大藪春彦原作の『汚れた英雄』、赤川次郎原作の『愛情物語』に続く角川春樹監督の第三作目。前二作の時点で監督としての才能にかなりの疑問を呈されていた春樹監督が、今作でもやっぱりやっちゃったぜ、という作品である。
観始めてまず思うのは主演の野村宏伸くんの演技の棒っぷりだ。第一声から腰を砕けさせてくれる見事な棒なのである。しかも声がへにょっとしていて、立ち姿にも華がない。まちがいなく二枚目ではあるものの、ものすごく脇役っぽいのだ宏伸くん。準主役である滝川を演じる鹿賀丈史や、その情婦を演じる倍賞美津子、宏伸くんと寝る三原じゅん子、明らかに出る必要ないのに監督人脈で一瞬だけ出てくる丹波哲郎、薬師丸ひろ子、原田知世、真田広之などが、演技にしろ存在感にしろしっかりとしているだけに、宏伸くんの「ただそこにいるだけのちょっと顔がいいボンクラ」っぷりが際立っている。
画作りもまずく、キャバレーの雰囲気を出すことに注力したのだろうが、基本的にカット割りが冗長で、しかもわかりにくい。ほとんど鹿賀丈史の存在感で間をもたせているだけである。宏伸くんは演技がアレだからなのか、隙あらばやたらと脱いでサービスしてくれている。しかしなぜか三原じゅん子は脱がない。やってるシーンでも宏伸くんの裸ばかりが映る。しかも倍賞美津子すら濡れ場があるのにぽろりなしで、やはり宏伸くんの裸だけ映る。春樹は宏伸くんの裸以外見たくないということであろうか?
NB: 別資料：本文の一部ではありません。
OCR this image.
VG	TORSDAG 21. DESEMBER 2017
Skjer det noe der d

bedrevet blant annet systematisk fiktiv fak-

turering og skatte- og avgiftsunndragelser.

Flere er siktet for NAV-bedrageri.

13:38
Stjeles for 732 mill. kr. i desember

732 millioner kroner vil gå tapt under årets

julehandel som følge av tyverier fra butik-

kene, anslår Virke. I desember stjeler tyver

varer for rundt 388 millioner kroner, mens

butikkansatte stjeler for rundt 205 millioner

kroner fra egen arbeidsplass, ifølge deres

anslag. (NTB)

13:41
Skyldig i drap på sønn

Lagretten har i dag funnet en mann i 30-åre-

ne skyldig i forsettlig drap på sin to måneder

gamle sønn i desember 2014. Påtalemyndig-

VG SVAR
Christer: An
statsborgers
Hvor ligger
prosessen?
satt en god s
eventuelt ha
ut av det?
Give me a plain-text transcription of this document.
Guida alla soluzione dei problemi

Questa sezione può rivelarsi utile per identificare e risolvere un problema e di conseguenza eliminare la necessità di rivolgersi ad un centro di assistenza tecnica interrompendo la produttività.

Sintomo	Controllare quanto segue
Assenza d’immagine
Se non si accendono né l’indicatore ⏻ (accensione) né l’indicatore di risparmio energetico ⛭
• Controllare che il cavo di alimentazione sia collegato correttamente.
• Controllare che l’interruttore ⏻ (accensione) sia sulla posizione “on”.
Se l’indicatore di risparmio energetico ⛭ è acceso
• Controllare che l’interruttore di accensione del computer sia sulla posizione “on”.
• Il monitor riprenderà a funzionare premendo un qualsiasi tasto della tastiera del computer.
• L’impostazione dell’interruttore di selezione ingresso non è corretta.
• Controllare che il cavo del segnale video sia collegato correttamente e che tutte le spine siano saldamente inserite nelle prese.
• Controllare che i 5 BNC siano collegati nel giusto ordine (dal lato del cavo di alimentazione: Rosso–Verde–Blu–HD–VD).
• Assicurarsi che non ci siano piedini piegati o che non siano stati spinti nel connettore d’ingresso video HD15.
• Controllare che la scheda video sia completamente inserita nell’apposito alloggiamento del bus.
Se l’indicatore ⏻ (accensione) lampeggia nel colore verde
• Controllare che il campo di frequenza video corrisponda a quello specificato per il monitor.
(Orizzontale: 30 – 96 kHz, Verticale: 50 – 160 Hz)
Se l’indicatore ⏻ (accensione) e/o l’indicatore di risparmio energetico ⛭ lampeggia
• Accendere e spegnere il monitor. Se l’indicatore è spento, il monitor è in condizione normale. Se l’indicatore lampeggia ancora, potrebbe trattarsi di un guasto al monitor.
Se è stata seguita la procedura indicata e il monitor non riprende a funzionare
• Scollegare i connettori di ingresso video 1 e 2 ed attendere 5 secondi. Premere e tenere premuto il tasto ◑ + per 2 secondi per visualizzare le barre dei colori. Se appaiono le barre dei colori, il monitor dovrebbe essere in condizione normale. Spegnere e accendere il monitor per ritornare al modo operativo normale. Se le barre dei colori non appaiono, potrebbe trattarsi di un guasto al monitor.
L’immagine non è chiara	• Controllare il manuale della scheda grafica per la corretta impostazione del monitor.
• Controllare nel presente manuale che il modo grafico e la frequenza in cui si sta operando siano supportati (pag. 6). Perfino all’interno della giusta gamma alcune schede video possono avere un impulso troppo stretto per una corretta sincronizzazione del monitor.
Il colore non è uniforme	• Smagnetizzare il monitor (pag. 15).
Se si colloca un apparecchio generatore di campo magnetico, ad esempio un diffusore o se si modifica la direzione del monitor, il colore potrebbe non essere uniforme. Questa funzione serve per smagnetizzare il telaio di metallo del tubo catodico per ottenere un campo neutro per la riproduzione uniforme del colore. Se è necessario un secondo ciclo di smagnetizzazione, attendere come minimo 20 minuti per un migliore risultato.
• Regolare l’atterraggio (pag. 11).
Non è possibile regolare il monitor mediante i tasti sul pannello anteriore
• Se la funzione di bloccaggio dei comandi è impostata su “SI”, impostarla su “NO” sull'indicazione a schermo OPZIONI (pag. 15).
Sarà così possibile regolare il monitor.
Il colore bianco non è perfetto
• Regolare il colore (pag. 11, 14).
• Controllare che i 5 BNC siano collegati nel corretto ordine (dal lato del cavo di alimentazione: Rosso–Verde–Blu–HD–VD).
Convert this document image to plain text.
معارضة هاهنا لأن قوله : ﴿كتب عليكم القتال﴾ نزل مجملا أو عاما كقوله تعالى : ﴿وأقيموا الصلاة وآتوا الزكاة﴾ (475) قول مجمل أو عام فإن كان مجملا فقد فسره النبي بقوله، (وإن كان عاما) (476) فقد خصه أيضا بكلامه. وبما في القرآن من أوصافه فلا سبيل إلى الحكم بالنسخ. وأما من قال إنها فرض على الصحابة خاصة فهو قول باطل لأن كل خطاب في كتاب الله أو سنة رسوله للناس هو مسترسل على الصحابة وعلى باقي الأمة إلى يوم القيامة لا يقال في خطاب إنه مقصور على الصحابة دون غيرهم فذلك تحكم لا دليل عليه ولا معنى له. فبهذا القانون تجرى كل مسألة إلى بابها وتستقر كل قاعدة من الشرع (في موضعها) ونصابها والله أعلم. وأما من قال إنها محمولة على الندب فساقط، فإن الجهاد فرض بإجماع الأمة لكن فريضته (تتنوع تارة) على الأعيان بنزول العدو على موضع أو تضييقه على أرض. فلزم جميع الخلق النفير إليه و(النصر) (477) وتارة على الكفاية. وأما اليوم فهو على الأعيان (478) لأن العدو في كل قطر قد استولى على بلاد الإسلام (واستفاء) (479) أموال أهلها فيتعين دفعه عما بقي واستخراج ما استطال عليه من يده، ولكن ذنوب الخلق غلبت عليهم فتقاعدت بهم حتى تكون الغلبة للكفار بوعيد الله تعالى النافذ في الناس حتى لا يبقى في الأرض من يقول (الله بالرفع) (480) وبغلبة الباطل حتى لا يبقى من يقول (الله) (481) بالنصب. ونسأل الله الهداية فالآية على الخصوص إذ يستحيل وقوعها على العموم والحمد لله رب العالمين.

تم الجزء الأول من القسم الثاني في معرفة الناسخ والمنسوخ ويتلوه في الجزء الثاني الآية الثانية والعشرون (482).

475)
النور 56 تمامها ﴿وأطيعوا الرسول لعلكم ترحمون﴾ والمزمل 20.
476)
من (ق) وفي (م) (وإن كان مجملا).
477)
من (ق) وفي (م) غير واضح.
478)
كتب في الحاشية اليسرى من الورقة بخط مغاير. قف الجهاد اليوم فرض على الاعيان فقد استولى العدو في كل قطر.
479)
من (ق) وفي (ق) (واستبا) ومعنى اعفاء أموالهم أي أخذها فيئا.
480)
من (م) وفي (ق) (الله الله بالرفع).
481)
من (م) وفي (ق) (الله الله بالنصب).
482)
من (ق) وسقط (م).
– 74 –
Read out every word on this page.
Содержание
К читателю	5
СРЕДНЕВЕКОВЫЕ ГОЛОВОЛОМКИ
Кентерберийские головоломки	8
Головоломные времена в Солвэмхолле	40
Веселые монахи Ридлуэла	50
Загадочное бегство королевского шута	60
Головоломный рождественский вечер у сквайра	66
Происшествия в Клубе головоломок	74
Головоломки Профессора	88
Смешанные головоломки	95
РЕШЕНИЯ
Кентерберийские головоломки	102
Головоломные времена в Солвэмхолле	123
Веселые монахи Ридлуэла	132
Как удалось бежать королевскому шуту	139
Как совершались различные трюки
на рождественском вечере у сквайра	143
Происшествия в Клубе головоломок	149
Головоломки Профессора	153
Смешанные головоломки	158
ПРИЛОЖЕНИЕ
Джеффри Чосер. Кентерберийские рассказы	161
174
また「蘇る50年代」というキャッチコピーだが、別に舞台が50年代という設定でもないようで、小道具はすべて80年代そのものである。あのキャッチコピーはなんだったのか?
脚本的にも、これは栗本薫の原作自体がそうだから仕方のないところではあるんだが、前半はなかなか事件が起こらず、退屈である。そして原作ではようやく盛り上がってくる後半の展開が丸々変えられており、このせいで宏伸くんの存在自体がストーリー的に不要なものとなっており、完全に鹿賀丈史が勝手に男死にするだけの作品になっている。原作の肝である、音楽のことをなにも知らないヤクザ者が矢代俊一の音楽を守るために身を挺する展開も、助けられた矢代が「あの人の名前も知らなかった」というラストシーンも全部なしである。
多分、本当にキャバレーの情景を撮りたかっただけの映画なのだろう。七二年に公開された名作ミュージカル映画『キャバレー』への対抗意識があったのやもしれない。前作『愛情物語』もまた往年の名作映画と同名作だったし。
しかし原作の良さは基本的に矢代と滝川の関係と終盤の展開のみにあるので、そこを丸々改変してはなんのための映画なのかさっぱりわからない。自分は未見だが『愛情物語』もオチの部分がまるっと改変されていたらしいので、春樹がなにを考えているのかさっぱりわからない。
以上のようなありさまなので、三十なかばのヤング鹿賀丈史や、立ちファックをキメる三原じゅん子(でもぽろりはなし)を楽しむ以外には特に観る必要のない映画である。栗本薫が二〇〇〇年にわざわざ舞台化したのは、自分の萌えツボと完全にずれたことをしでかしたこの映画版が気に食わなかったからかもしれない。